Его трубка давно погасла. Он вытряхнул из неё пепел, а потом заставил себя подняться и стряхнул грязь с влажной спины. Должно быть, уже наступило утро, а он не спал всю ночь, если не считать тех коротких прекрасных мгновений с Тауриэль, уютно устроившейся в его объятиях. Кили зевнул, и порез на щеке отозвался тупой болью. Времени на сон уже не оставалось, если он хотел найти дядю до того, как Торин встретится с другими членами внутреннего совета. То, что он собирался сказать, без свидетелей сделать будет намного проще. Он подобрал фонарь и побрёл по длинному шахтному туннелю обратно по направлению к королевскому дворцу.

* ionnath yrchuithyr - сыновья орочьих шлюх (синд.) на самом деле перевод не совсем точный. Я позволила себе некоторую вольность, чтобы смягчить слова Тауриэль, на самом деле она дословно назвала послов “те, кто трахает орков” то есть, грубо говоря “орко…бы”. Вот такие у эльфов ругательства, да.

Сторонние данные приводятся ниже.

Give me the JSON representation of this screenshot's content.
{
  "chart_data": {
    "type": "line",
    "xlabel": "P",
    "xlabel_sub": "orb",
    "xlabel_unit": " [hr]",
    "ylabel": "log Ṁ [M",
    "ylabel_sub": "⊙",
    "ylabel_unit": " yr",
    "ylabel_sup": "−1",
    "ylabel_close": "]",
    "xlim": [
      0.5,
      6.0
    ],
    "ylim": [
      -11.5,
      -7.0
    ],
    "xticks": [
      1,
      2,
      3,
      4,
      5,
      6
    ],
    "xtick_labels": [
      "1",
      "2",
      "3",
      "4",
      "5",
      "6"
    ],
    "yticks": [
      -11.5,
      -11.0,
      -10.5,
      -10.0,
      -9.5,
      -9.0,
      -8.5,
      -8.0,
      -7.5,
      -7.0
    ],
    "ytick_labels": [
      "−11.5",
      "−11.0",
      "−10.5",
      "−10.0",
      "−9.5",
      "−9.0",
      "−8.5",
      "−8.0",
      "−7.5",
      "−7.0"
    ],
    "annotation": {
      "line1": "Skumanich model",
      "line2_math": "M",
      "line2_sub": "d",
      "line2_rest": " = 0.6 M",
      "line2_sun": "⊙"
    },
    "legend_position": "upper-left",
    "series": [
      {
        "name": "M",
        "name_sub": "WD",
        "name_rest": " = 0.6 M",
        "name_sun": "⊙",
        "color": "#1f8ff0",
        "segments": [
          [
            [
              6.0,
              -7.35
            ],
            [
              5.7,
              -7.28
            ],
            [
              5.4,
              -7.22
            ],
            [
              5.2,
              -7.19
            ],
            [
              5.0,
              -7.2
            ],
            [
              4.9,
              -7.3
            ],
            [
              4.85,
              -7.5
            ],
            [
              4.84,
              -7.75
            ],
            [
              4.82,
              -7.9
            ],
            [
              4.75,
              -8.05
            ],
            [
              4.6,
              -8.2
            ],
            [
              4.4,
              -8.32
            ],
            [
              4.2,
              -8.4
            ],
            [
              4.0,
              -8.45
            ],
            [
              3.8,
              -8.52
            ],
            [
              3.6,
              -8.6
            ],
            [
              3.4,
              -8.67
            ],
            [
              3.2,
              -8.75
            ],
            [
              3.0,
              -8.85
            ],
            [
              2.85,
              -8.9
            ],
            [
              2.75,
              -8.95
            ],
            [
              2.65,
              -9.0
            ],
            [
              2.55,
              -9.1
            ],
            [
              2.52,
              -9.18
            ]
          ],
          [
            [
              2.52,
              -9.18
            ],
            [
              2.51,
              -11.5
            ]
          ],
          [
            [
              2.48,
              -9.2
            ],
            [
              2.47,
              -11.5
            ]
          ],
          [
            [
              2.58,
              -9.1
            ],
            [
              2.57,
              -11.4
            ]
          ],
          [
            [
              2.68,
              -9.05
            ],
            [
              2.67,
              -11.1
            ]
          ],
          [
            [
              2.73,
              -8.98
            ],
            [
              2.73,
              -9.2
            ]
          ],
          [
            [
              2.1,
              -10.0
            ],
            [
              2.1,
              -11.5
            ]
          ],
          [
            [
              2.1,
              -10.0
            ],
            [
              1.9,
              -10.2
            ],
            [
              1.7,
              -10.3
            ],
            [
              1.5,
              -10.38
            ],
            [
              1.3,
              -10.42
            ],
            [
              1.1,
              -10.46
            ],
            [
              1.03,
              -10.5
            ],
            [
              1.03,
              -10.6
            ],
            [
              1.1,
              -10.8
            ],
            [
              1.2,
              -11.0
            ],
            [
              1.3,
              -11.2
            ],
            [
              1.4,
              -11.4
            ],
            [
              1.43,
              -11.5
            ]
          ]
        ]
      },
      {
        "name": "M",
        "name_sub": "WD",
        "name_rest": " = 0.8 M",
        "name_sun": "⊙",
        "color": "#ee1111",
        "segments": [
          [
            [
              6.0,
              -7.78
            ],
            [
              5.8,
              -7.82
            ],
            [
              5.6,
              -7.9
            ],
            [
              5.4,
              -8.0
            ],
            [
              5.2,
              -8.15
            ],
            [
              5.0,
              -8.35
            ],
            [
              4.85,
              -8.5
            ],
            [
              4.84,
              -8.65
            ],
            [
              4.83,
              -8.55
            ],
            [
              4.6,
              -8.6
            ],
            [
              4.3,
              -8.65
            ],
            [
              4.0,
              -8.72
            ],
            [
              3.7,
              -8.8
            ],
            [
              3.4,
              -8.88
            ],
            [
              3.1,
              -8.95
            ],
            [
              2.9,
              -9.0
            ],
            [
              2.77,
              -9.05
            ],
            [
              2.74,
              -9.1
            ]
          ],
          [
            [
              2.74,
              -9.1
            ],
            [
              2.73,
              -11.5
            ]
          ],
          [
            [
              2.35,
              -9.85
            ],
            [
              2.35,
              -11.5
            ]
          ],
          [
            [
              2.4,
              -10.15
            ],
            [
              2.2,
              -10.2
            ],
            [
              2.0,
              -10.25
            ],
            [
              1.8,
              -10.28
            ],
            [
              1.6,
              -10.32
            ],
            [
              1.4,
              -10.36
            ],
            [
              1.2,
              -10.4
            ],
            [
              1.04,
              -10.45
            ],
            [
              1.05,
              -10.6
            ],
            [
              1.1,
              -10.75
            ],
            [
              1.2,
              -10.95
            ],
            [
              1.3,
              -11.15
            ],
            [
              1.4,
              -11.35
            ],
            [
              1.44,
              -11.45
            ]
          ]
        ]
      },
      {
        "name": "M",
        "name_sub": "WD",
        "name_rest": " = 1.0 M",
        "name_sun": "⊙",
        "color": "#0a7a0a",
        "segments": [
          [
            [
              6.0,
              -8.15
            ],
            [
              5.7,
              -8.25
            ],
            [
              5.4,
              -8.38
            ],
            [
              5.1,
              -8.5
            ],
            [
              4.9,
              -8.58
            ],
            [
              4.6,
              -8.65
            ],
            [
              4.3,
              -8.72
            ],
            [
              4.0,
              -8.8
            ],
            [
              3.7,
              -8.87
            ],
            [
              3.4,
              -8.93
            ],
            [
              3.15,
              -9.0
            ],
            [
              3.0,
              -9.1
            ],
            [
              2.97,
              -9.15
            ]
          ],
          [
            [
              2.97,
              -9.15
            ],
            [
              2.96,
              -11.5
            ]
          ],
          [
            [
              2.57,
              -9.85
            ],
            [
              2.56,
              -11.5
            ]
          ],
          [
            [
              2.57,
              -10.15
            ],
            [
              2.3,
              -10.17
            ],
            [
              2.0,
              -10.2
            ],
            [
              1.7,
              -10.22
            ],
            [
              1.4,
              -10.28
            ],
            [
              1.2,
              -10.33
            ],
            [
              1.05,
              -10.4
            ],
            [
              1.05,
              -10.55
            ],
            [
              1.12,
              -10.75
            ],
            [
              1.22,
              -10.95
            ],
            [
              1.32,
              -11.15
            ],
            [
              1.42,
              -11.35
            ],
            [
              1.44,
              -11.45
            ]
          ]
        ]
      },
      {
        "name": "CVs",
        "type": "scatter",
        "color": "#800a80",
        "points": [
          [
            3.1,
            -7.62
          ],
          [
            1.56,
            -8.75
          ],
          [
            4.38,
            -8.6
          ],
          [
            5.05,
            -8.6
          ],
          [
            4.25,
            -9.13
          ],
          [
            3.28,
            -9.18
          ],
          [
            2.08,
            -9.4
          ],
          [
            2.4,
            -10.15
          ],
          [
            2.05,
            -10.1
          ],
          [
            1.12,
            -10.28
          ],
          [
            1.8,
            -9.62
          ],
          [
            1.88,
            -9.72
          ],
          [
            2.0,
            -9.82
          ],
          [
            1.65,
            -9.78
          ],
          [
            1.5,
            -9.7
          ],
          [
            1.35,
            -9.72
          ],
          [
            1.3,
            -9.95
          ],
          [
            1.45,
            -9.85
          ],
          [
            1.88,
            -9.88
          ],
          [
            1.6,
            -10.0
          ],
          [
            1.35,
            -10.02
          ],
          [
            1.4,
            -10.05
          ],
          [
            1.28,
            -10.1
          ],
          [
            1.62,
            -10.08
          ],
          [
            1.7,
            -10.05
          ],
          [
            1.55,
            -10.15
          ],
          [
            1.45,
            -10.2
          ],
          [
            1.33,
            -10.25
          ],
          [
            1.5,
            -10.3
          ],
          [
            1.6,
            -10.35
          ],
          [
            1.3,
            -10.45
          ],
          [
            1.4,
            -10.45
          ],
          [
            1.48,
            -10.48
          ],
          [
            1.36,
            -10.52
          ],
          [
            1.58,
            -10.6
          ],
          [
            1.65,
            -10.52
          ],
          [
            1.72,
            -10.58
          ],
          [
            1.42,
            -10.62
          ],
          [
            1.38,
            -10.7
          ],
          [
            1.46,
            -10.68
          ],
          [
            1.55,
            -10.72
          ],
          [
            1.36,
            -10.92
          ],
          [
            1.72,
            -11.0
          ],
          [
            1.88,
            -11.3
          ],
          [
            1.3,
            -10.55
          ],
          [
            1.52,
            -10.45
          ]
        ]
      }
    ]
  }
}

========== Ты поцелуешь и уйдёшь ==========

Этим вечером звёзды не принесли ей утешения. Когда Кили ушёл, Тауриэль спустилась с Вороньей высоты на нижние склоны Эребора. Сейчас она лежала здесь, растянувшись на мягкой траве, и смотрела в небо. В прошлом это занятие всегда помогало ей, отвлекая от грустных мыслей. И всё же несмотря на открытые небесные просторы, на сердце у Тауриэль была такая тяжесть, словно это гора давила ей на грудь всем своим весом. А звёзды у неё над головой… Ну, они сияли не для неё.

Мне этот свет всегда казался холодным. Чужой и недосягаемый.

Откуда ей было знать, когда Кили говорил ей эти слова, что они оба смогут стать друг для друга чем-то большим, чем просто далёкие незнакомцы. Они были друг для друга чужаками, и общего между ними было не больше, чем могло быть между капитаном и пленником, гномом и эльфом. А сейчас они были близки к тому, чтобы соединиться самыми тесными узами.